Designers are reinitiating intimate connections to tactile materials, products and spaces, embracing a creative regression. They are devolving fabrication techniques in order to reconnect with matter and craftsmanship.
The imprints of techniques and processes are embedded in the aesthetic outcomes of new crafted products as designers employ slow, laborious methods and allow material origins to dictate final outcomes. Surfaces are rough-hewn and natural, appealing to a desire for tactile reconnection.
The imperfect finishes bear testament to the considered creation of each item and the respect of new craftspeople for traditional techniques.

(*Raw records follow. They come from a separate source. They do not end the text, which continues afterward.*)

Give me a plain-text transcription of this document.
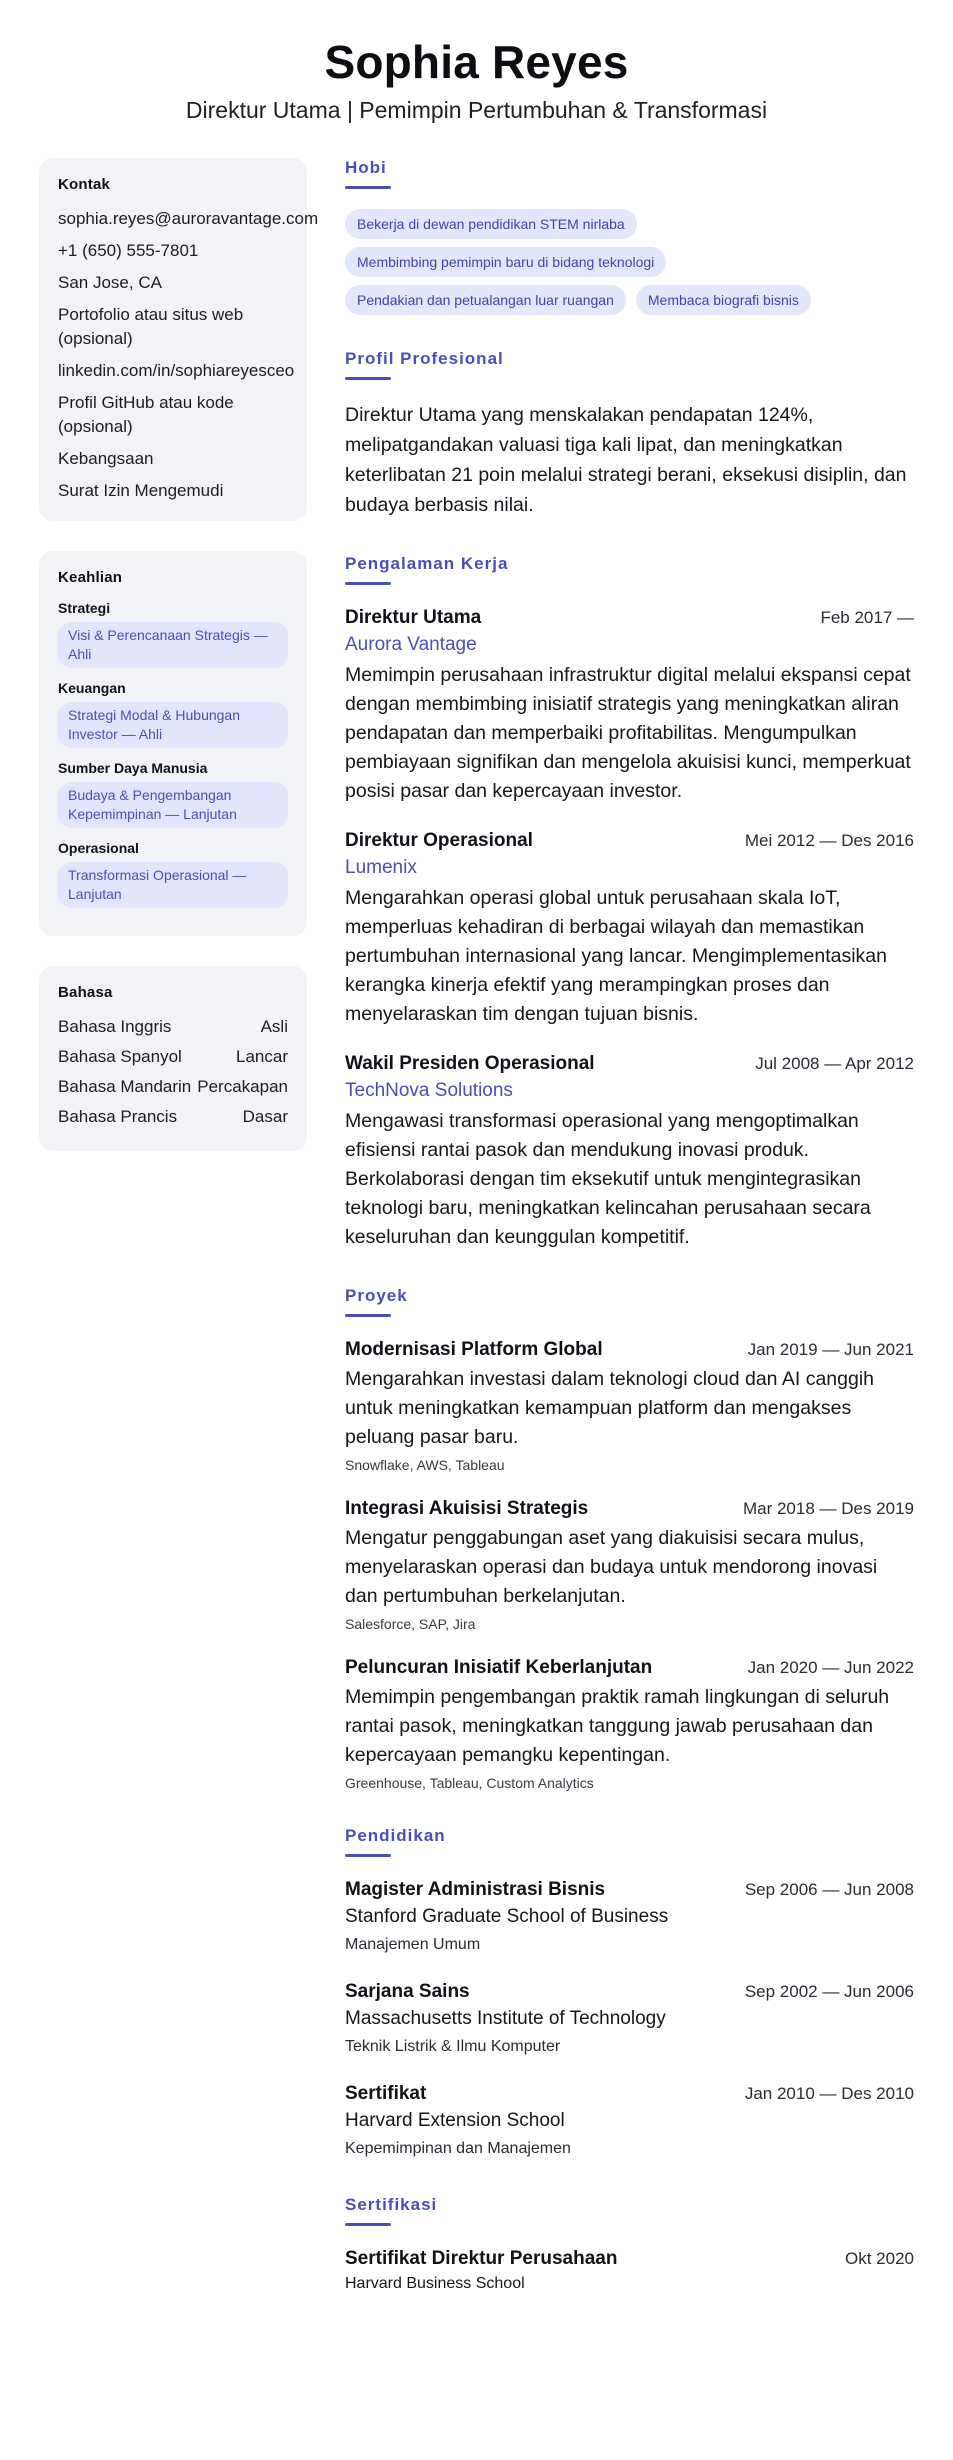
Sophia Reyes
Direktur Utama | Pemimpin Pertumbuhan & Transformasi
Kontak
sophia.reyes@auroravantage.com
+1 (650) 555-7801
San Jose, CA
Portofolio atau situs web (opsional)
linkedin.com/in/sophiareyesceo
Profil GitHub atau kode (opsional)
Kebangsaan
Surat Izin Mengemudi
Keahlian
Strategi
Visi & Perencanaan Strategis — Ahli
Keuangan
Strategi Modal & Hubungan Investor — Ahli
Sumber Daya Manusia
Budaya & Pengembangan Kepemimpinan — Lanjutan
Operasional
Transformasi Operasional — Lanjutan
Bahasa
Bahasa Inggris	Asli
Bahasa Spanyol	Lancar
Bahasa Mandarin Percakapan
Bahasa Prancis	Dasar
Hobi
Bekerja di dewan pendidikan STEM nirlaba
Membimbing pemimpin baru di bidang teknologi
Pendakian dan petualangan luar ruangan	Membaca biografi bisnis
Profil Profesional

Direktur Utama yang menskalakan pendapatan 124%, melipatgandakan valuasi tiga kali lipat, dan meningkatkan keterlibatan 21 poin melalui strategi berani, eksekusi disiplin, dan budaya berbasis nilai.

Pengalaman Kerja
Direktur Utama	Feb 2017 —
Aurora Vantage

Memimpin perusahaan infrastruktur digital melalui ekspansi cepat dengan membimbing inisiatif strategis yang meningkatkan aliran pendapatan dan memperbaiki profitabilitas. Mengumpulkan pembiayaan signifikan dan mengelola akuisisi kunci, memperkuat posisi pasar dan kepercayaan investor.

Direktur Operasional	Mei 2012 — Des 2016
Lumenix

Mengarahkan operasi global untuk perusahaan skala IoT, memperluas kehadiran di berbagai wilayah dan memastikan pertumbuhan internasional yang lancar. Mengimplementasikan kerangka kinerja efektif yang merampingkan proses dan menyelaraskan tim dengan tujuan bisnis.

Wakil Presiden Operasional	Jul 2008 — Apr 2012
TechNova Solutions

Mengawasi transformasi operasional yang mengoptimalkan efisiensi rantai pasok dan mendukung inovasi produk. Berkolaborasi dengan tim eksekutif untuk mengintegrasikan teknologi baru, meningkatkan kelincahan perusahaan secara keseluruhan dan keunggulan kompetitif.

Proyek
Modernisasi Platform Global	Jan 2019 — Jun 2021

Mengarahkan investasi dalam teknologi cloud dan AI canggih untuk meningkatkan kemampuan platform dan mengakses peluang pasar baru.

Snowflake, AWS, Tableau
Integrasi Akuisisi Strategis	Mar 2018 — Des 2019

Mengatur penggabungan aset yang diakuisisi secara mulus, menyelaraskan operasi dan budaya untuk mendorong inovasi dan pertumbuhan berkelanjutan.

Salesforce, SAP, Jira
Peluncuran Inisiatif Keberlanjutan	Jan 2020 — Jun 2022

Memimpin pengembangan praktik ramah lingkungan di seluruh rantai pasok, meningkatkan tanggung jawab perusahaan dan kepercayaan pemangku kepentingan.

Greenhouse, Tableau, Custom Analytics
Pendidikan
Magister Administrasi Bisnis	Sep 2006 — Jun 2008
Stanford Graduate School of Business
Manajemen Umum
Sarjana Sains	Sep 2002 — Jun 2006
Massachusetts Institute of Technology
Teknik Listrik & Ilmu Komputer
Sertifikat	Jan 2010 — Des 2010
Harvard Extension School
Kepemimpinan dan Manajemen
Sertifikasi
Sertifikat Direktur Perusahaan	Okt 2020
Harvard Business School
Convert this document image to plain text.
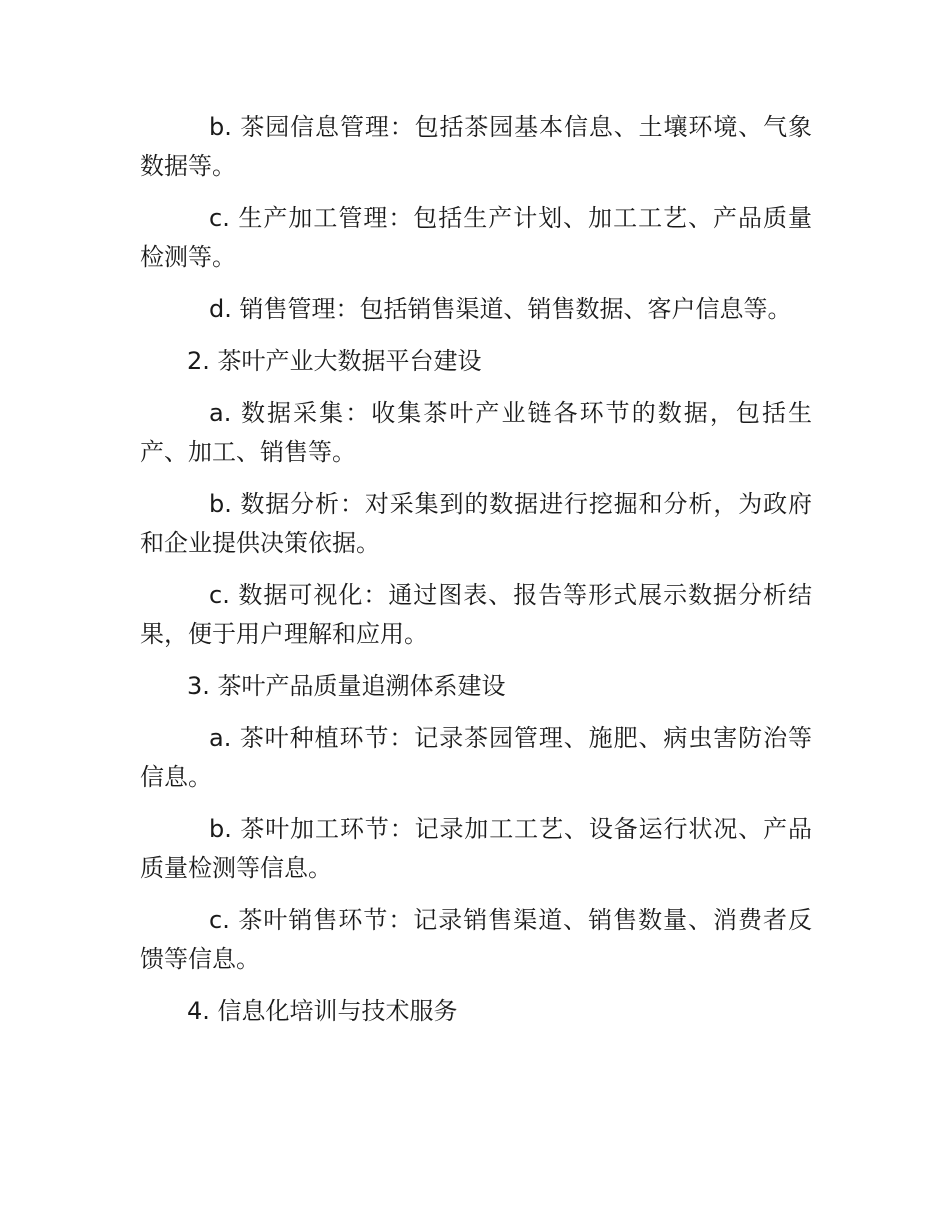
b. 茶园信息管理：包括茶园基本信息、土壤环境、气象数据等。

c. 生产加工管理：包括生产计划、加工工艺、产品质量检测等。

d. 销售管理：包括销售渠道、销售数据、客户信息等。

2. 茶叶产业大数据平台建设

a. 数据采集：收集茶叶产业链各环节的数据，包括生产、加工、销售等。

b. 数据分析：对采集到的数据进行挖掘和分析，为政府和企业提供决策依据。

c. 数据可视化：通过图表、报告等形式展示数据分析结果，便于用户理解和应用。

3. 茶叶产品质量追溯体系建设

a. 茶叶种植环节：记录茶园管理、施肥、病虫害防治等信息。

b. 茶叶加工环节：记录加工工艺、设备运行状况、产品质量检测等信息。

c. 茶叶销售环节：记录销售渠道、销售数量、消费者反馈等信息。

4. 信息化培训与技术服务
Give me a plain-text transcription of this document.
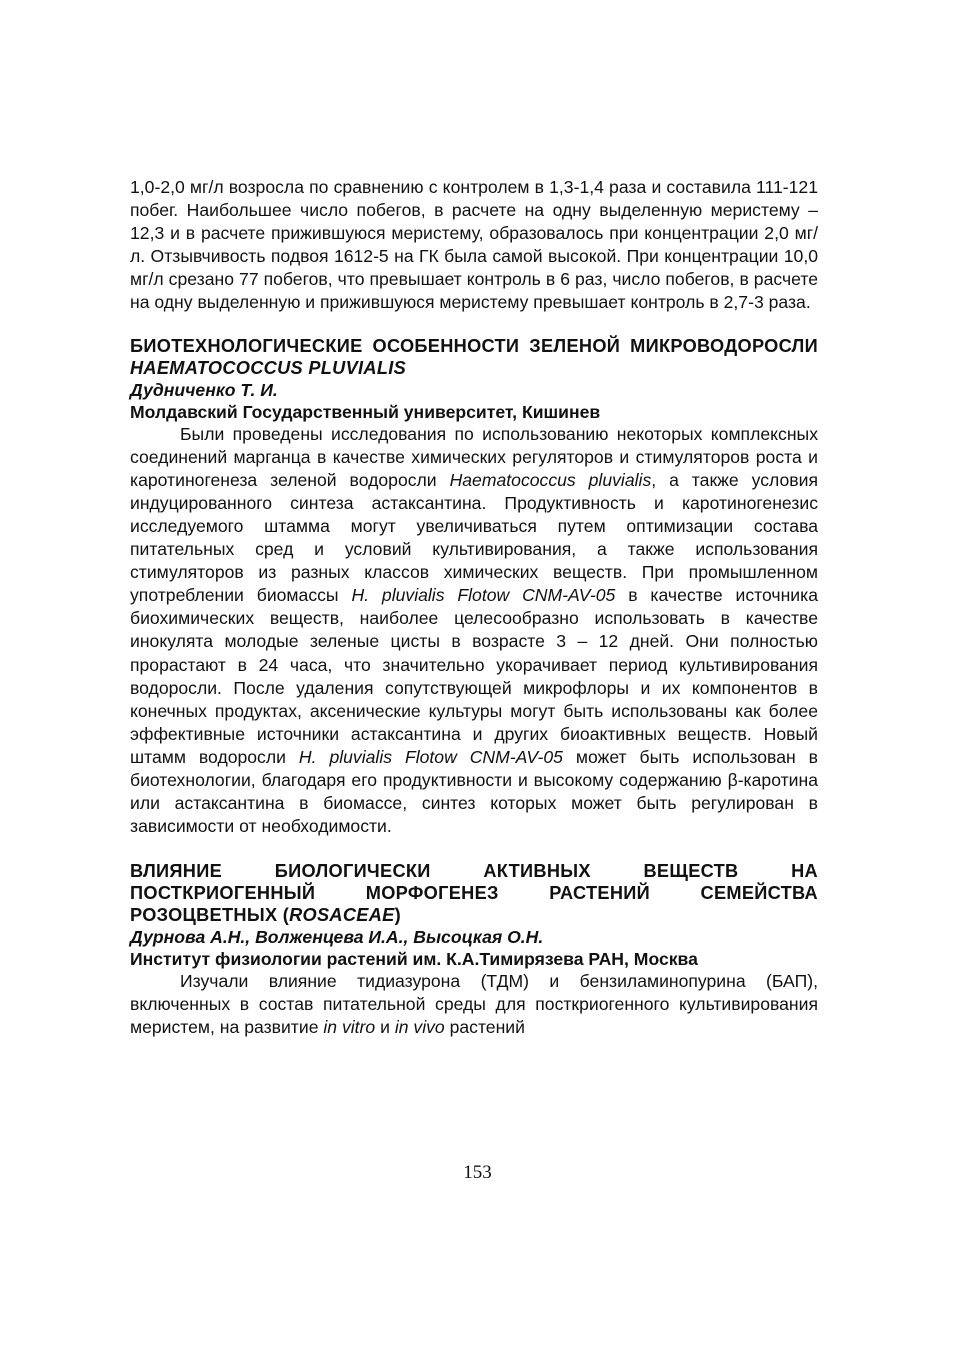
1,0-2,0 мг/л возросла по сравнению с контролем в 1,3-1,4 раза и составила 111-121 побег. Наибольшее число побегов, в расчете на одну выделенную меристему – 12,3 и в расчете прижившуюся меристему, образовалось при концентрации 2,0 мг/л. Отзывчивость подвоя 1612-5 на ГК была самой высокой. При концентрации 10,0 мг/л срезано 77 побегов, что превышает контроль в 6 раз, число побегов, в расчете на одну выделенную и прижившуюся меристему превышает контроль в 2,7-3 раза.

БИОТЕХНОЛОГИЧЕСКИЕ ОСОБЕННОСТИ ЗЕЛЕНОЙ МИКРОВОДОРОСЛИ HAEMATOCOCCUS PLUVIALIS
Дудниченко Т. И.
Молдавский Государственный университет, Кишинев

Были проведены исследования по использованию некоторых комплексных соединений марганца в качестве химических регуляторов и стимуляторов роста и каротиногенеза зеленой водоросли Haematococcus pluvialis, а также условия индуцированного синтеза астаксантина. Продуктивность и каротиногенезис исследуемого штамма могут увеличиваться путем оптимизации состава питательных сред и условий культивирования, а также использования стимуляторов из разных классов химических веществ. При промышленном употреблении биомассы H. pluvialis Flotow CNM-AV-05 в качестве источника биохимических веществ, наиболее целесообразно использовать в качестве инокулята молодые зеленые цисты в возрасте 3 – 12 дней. Они полностью прорастают в 24 часа, что значительно укорачивает период культивирования водоросли. После удаления сопутствующей микрофлоры и их компонентов в конечных продуктах, аксенические культуры могут быть использованы как более эффективные источники астаксантина и других биоактивных веществ. Новый штамм водоросли H. pluvialis Flotow CNM-AV-05 может быть использован в биотехнологии, благодаря его продуктивности и высокому содержанию β-каротина или астаксантина в биомассе, синтез которых может быть регулирован в зависимости от необходимости.

ВЛИЯНИЕ БИОЛОГИЧЕСКИ АКТИВНЫХ ВЕЩЕСТВ НА ПОСТКРИОГЕННЫЙ МОРФОГЕНЕЗ РАСТЕНИЙ СЕМЕЙСТВА РОЗОЦВЕТНЫХ (ROSACEAE)
Дурнова А.Н., Волженцева И.А., Высоцкая О.Н.
Институт физиологии растений им. К.А.Тимирязева РАН, Москва

Изучали влияние тидиазурона (ТДМ) и бензиламинопурина (БАП), включенных в состав питательной среды для посткриогенного культивирования меристем, на развитие in vitro и in vivo растений

153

With a focus on materiality, surfaces display respectful manipulations that retain natural aesthetic qualities in honest material colours.
Rich earth tones, clay browns and nude have a grounding effect on the user, evoking a reassuring connection to organic matter.
Terracotta is becoming a key material of the moment. The functional unpretentious earthenware is being celebrated for its natural orange hue, in marked contrast to more purist ceramic materials. Primitive resources suggest longevity and rough-hewn, hand-worked surfaces are respected for their honest imperfections.
In a true act of colour activism, sculptor Carl Emil Jacobsen created the Powder Variations series. Dissatisfied with the mass produced standardised pigments of stoneware glaze, Jacobsen looked to his environment to create various native pigments.
Collecting fieldstones, tiles and bricks from his local landscape in Denmark, he crushed and ground the materials to create bespoke pigments with a truly local narrative.
These vibrant earthen shades are even finding a place in the world of luxury fashion. The Bureau Betak design catwalk setting for Ermenegildo Zegna’s spring/summer 2018 show saw a blanket of striking burnt orange sand coat the ground, punctuated by reflective geometric plinths.
In graphic design, illustration and packaging fibrous papers allow the material to do the talking. They add texture to colour in printed material. Paper derived from unorthodox origins, waste food, such as coffee grounds or spent hops, for example, suggest and celebrate sustainable alternatives through the use of inherent natural aesthetics.